19. The system of claim 12, where the instructions that cause the processor to perform a wavelet transform on the input speech frame cause the processor to tailor a wavelet to a type of transient to be substantially dampened.

20. The system of claim 12, where the instructions that cause the processor to receive the input speech frame cause the processor to:

receive an input speech signal; and

segment the input speech signal into frames.

21. The system of claim 12, where the wavelet transform further represents the input speech frame through multiple wavelet coefficients within a second wavelet level, and where the multiple wavelet coefficients within the second wavelet level comprise a second wavelet coefficient.

22. The system of claim 21, further comprising instructions that cause the processor to:

determine a third threshold;

compare the second wavelet coefficient to the third threshold; and

adjust the first threshold where the second wavelet coefficient is greater than or substantially equal to the third threshold.

23. A product comprising:

a computer readable medium; and

programmable instructions stored on the computer readable medium that cause a processor in an transient noise removal system to:

receive an input speech frame;

perform a wavelet transform on the input speech frame to represent the input speech frame by a first wavelet coefficient and a second wavelet coefficient within a first wavelet level and a third wavelet coefficient and a fourth wavelet coefficient within a second wavelet level;

determine a first threshold, where the first threshold is a product of a first wavelet constant and the median of the first wavelet coefficient and the second wavelet coefficient;

determine a second threshold, where the second threshold is a product of a second wavelet constant and the median of the third wavelet coefficient and the fourth wavelet coefficient;

compare the first wavelet coefficient to the first threshold;

adjust the first wavelet coefficient when the first wavelet coefficient is greater than or substantially equal to the first threshold.

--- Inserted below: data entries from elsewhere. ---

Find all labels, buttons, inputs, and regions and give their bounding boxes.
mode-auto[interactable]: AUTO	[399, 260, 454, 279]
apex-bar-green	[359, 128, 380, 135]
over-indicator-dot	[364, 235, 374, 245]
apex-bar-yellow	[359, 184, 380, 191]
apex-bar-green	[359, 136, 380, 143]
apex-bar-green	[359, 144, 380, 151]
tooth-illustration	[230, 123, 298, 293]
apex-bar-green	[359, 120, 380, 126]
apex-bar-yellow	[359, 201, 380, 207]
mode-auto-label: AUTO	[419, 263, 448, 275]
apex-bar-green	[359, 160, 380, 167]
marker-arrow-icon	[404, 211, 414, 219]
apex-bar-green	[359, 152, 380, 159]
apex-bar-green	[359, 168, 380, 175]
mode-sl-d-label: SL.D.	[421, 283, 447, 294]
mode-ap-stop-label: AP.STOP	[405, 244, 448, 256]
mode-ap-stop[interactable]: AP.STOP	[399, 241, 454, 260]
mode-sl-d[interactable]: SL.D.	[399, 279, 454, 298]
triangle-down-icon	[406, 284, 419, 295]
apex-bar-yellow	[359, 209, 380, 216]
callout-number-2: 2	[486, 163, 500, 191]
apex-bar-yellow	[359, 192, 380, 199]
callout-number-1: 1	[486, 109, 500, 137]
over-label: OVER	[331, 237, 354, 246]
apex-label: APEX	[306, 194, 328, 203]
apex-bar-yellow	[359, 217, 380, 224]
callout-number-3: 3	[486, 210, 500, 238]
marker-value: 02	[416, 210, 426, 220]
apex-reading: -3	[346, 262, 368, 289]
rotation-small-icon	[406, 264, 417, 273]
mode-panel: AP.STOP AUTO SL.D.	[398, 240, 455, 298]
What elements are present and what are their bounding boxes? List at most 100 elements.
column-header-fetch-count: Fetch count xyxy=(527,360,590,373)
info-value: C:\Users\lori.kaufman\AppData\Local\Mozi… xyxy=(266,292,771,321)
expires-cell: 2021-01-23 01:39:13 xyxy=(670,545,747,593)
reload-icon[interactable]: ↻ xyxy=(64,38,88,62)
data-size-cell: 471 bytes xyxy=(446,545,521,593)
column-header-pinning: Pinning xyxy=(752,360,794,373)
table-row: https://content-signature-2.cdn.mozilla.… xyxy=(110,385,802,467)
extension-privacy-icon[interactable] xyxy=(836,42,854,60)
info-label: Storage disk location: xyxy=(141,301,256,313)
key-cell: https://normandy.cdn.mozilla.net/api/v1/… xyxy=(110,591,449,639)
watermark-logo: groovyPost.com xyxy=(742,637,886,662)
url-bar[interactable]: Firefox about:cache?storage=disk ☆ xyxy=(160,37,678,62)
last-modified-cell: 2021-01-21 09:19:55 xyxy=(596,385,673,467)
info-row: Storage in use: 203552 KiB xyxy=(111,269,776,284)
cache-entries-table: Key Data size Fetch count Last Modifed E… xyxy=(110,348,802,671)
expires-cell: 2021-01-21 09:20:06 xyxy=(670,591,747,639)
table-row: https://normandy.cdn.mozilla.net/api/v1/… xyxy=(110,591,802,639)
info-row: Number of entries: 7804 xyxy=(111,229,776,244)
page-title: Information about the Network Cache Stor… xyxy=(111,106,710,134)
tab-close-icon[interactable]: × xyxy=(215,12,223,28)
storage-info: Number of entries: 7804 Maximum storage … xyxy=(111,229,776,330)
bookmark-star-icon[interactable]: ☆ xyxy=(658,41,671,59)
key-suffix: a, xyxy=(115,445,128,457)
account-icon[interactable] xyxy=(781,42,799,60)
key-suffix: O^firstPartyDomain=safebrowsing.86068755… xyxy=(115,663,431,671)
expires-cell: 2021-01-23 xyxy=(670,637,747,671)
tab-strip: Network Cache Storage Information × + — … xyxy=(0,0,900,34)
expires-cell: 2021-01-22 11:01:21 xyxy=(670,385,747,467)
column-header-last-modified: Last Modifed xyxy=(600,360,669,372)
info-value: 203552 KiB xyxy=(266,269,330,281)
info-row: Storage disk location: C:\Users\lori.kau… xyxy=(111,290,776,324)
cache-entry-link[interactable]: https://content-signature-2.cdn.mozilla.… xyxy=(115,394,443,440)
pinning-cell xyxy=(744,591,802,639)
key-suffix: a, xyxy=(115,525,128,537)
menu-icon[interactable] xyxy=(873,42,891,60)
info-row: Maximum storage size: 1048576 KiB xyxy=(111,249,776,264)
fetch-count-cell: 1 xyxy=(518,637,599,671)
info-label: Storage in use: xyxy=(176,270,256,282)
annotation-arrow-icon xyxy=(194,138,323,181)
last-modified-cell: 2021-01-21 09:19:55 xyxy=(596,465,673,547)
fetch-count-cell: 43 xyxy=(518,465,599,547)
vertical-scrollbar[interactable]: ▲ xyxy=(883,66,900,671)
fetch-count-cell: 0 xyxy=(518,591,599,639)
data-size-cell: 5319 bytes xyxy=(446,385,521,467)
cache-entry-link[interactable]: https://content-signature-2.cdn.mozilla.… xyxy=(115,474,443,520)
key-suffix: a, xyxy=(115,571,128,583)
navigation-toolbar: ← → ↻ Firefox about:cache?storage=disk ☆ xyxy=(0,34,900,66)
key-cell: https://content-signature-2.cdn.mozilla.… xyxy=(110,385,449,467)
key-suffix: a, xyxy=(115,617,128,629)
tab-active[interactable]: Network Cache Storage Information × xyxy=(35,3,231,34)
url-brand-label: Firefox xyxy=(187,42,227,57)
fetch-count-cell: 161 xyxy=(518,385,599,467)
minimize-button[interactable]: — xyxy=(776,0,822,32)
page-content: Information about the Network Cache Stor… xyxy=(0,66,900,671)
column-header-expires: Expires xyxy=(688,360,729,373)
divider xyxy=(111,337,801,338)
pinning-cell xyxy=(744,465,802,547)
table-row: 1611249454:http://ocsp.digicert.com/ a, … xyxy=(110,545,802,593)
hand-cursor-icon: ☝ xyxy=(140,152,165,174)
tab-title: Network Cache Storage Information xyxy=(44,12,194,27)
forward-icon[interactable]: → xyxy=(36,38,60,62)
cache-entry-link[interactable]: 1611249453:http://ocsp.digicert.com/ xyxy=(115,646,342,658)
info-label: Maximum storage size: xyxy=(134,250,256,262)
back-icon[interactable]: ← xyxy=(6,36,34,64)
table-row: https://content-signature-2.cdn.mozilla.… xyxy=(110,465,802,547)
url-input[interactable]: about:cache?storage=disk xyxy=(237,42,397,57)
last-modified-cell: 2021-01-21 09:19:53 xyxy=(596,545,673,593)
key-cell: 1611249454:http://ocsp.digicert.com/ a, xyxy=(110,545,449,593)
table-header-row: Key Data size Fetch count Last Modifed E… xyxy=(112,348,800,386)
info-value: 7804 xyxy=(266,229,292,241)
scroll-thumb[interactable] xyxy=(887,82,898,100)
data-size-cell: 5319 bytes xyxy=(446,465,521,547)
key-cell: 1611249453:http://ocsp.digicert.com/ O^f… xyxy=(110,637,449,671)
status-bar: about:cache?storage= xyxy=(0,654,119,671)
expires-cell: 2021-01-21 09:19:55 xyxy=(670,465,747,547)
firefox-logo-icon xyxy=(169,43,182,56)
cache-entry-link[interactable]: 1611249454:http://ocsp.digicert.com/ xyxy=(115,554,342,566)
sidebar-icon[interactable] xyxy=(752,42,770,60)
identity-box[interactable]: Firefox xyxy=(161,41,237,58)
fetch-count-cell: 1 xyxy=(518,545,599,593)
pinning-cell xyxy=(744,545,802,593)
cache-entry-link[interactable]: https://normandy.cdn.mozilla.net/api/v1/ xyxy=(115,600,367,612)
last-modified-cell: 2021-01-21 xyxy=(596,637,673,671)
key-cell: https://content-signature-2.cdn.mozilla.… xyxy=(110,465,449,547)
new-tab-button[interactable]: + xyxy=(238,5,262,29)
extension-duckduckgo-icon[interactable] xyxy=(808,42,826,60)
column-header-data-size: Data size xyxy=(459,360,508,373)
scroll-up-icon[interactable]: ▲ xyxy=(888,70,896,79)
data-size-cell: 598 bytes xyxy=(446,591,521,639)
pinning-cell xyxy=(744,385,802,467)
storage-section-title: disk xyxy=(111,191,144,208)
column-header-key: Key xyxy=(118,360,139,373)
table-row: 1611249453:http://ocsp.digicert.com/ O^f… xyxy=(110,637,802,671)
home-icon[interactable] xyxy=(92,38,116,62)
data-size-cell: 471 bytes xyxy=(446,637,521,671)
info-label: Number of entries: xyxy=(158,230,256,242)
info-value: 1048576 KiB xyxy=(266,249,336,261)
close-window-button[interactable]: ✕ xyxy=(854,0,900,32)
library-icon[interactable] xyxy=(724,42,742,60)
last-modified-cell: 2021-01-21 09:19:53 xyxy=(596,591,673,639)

24. The product of claim 23, where the programmable instructions stored on the computer readable medium cause the processor to adjust the second threshold when the first wavelet coefficient is greater than or substantially equal to the first threshold.

25. The product of claim 24, where the programmable instructions stored on the computer readable the medium cause the processor to:

compare the third wavelet coefficient to the second threshold; and

adjust the third wavelet coefficient where the third wavelet coefficient is greater than or substantially equal to the second threshold.

26. The product of claim 24, where the programmable instructions stored on the computer readable medium that cause the processor to adjust the second threshold cause the processor to:

determine the position of the first wavelet coefficient within the first wavelet level; and

adjust the second threshold in consideration of the position of the first wavelet coefficient within the first wavelet level.

27. The product of claim 23, where the first wavelet constant is selected from a set of wavelet constants.

28. The product of claim 23, where the programmable instructions stored on the computer readable medium that cause the processor to determine a first threshold cause the processor to:

establish a wavelet window at a first position within the first wavelet level, where the first and the second wavelet coefficients are located within the wavelet window at the first position;

establish the first threshold as the product of the first wavelet constant and the median of the first and the second wavelet coefficients; and

establish the wavelet window at a second position within the first wavelet level.

29. The product of claim 23, where the programmable instructions stored on the computer readable medium that cause the processor to adjust the first wavelet coefficient cause the processor to set the first wavelet coefficient to approximately zero.

30. The product of claim 23, where the programmable instructions stored on the computer readable medium that cause the processor to adjust the first wavelet coefficient cause the processor to set the first wavelet coefficient to approximately equal the first threshold.